Num novelo cingido pelo prefácio de Carlos Campos, desfiam-se 70 poemas onde se entremeiam 7 fotografias repletas de significado de Paulo Eduardo Campos, também ele poeta. 

À sombra de uma dessas imagens, pode ler-se: 

«Acordo nas ervas, anoiteço barco, 
como árvore e terra despertaria amanhã.»



OPINIÃO


Apesar de ser de Sines, não conhecia Lília Tavares. Foi através do meu livreiro, Joaquim Gonçalves, que tomei conhecimento da apresentação do livro Nomes da Noite na sua livraria e com a presença da autora. Como sempre o tento fazer, leio previamente o livro em causa, em jeito de preparação. 



E em boa hora o fiz porque fui agradavelmente surpreendida. Trata-se de um livro de poesia, dividido em cinco partes com um total de 71 poemas e 7 fotografias, estas de Paulo Eduardo Campos. 
A noite, como o título o indica, é o elemento principal do livro. A sua presença regista-se em 65 poemas, quer através da palavra “noite” quer por outras de mesmo significado, tais como: lua, luar, lunar, nocturno, anoitecer, pernoitar.
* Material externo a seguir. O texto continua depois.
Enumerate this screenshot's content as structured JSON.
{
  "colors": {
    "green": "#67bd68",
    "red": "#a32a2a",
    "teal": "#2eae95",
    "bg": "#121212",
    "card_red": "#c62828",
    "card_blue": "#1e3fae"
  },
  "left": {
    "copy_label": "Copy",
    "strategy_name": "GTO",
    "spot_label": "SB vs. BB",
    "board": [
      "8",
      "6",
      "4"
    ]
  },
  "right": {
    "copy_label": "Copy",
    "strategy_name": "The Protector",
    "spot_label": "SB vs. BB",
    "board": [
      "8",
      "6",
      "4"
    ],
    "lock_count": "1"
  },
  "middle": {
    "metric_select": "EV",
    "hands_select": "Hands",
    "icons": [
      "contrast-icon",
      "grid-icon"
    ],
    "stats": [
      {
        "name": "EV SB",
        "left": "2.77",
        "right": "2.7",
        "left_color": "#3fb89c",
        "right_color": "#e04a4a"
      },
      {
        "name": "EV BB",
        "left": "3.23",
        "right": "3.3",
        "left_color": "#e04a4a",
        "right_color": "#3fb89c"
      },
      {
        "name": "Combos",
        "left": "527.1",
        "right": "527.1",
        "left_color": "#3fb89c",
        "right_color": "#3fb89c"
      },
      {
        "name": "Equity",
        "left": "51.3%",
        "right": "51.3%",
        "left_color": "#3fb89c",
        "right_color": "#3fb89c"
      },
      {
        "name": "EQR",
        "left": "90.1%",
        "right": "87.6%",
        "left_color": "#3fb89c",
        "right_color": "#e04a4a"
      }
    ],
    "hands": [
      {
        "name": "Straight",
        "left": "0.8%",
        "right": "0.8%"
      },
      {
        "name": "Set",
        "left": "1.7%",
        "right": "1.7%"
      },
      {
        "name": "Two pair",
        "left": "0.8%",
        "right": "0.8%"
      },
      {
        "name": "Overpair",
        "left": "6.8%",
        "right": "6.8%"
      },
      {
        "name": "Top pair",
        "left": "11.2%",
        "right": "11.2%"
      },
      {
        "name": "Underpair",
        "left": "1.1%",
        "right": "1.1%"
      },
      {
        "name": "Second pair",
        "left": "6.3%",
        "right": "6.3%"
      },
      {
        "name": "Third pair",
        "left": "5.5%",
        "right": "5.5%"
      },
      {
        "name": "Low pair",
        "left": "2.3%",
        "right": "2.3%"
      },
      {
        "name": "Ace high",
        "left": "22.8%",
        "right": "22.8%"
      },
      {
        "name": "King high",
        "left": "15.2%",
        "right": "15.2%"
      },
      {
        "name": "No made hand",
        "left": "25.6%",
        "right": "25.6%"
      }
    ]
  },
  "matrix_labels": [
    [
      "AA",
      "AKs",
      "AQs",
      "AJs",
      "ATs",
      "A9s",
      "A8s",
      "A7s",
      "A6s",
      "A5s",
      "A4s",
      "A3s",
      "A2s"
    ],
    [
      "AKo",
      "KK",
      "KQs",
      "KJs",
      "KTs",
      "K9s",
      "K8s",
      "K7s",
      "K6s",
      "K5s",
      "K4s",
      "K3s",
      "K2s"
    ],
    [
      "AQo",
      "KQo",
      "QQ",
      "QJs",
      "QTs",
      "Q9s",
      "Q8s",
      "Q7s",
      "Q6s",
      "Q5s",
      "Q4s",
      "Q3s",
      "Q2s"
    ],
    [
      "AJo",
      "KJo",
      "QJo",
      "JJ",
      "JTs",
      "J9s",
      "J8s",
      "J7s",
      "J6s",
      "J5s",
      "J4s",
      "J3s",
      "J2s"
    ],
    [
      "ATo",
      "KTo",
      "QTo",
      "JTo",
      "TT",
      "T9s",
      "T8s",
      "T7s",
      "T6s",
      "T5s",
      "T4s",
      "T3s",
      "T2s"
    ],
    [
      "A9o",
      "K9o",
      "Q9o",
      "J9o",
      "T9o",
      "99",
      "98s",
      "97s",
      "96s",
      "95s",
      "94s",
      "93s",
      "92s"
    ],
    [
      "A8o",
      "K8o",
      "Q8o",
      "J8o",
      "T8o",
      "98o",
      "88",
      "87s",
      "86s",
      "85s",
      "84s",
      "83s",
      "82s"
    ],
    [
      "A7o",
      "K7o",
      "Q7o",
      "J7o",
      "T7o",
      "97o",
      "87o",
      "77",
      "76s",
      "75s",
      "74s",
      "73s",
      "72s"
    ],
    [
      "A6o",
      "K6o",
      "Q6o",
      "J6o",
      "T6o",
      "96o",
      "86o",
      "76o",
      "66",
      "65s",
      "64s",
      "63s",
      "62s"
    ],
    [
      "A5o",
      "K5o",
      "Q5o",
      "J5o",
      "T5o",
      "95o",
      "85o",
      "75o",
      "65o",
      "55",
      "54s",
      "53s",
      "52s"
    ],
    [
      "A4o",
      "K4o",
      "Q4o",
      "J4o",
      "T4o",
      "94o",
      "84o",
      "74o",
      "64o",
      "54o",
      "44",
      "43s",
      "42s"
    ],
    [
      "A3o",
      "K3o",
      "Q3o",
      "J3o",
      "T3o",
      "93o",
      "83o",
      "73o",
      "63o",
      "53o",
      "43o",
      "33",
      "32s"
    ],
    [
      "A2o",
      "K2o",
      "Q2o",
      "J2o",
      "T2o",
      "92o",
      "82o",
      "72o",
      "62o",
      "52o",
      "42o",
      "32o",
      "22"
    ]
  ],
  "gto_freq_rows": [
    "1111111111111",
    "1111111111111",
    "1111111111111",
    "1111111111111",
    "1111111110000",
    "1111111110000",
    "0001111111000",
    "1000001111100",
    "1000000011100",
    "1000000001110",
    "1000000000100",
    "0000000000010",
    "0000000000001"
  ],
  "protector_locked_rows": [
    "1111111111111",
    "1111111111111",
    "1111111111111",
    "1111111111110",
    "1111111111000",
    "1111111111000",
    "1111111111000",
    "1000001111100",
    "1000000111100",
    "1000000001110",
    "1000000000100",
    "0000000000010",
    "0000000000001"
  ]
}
Nos outros 6 poemas, surge quase sempre a ideia de sol, manhã, dia, luz, amanhecer, isto é, o desejo, o encontro do “tu”, do “outro”, o recomeço, o despir da noite (“O amanhecer despe a noite como uma camisa de cambraia.” ; “ O amanhã trará no colo uma braçada de flores.”)
Poder-se-ia pensar que se trata de uma escrita triste, soturna, mas não, estamos perante uma escrita sensorial e intimista. A noite é melancolia, desassossego, inquietude, solidão, silêncio, abrigo, nudez, amor, corpos, cores, frutos, flores, mar, vento, espuma… 

A noite é confidente, é cúmplice (“Noite semente, companheira, lugar, / amante que nos alberga e nos enlaça.”), é a personificação do “eu” (“Nos meus lugares espalhados. / Em partículas de mim. Eu. O outro nome da noite.”), mas também do “outro” (“o teu nome é a noite”; “ Este quarto tem a textura da noite. / Os dedos escrevem-te, beijam-te e/ tornam presentes os rumores da tua ausência.”). 



E termino com este monóstico que serve de legenda a uma das 7 fotografias: "A lua cuida sempre de quem adormece nas linhas de um livro".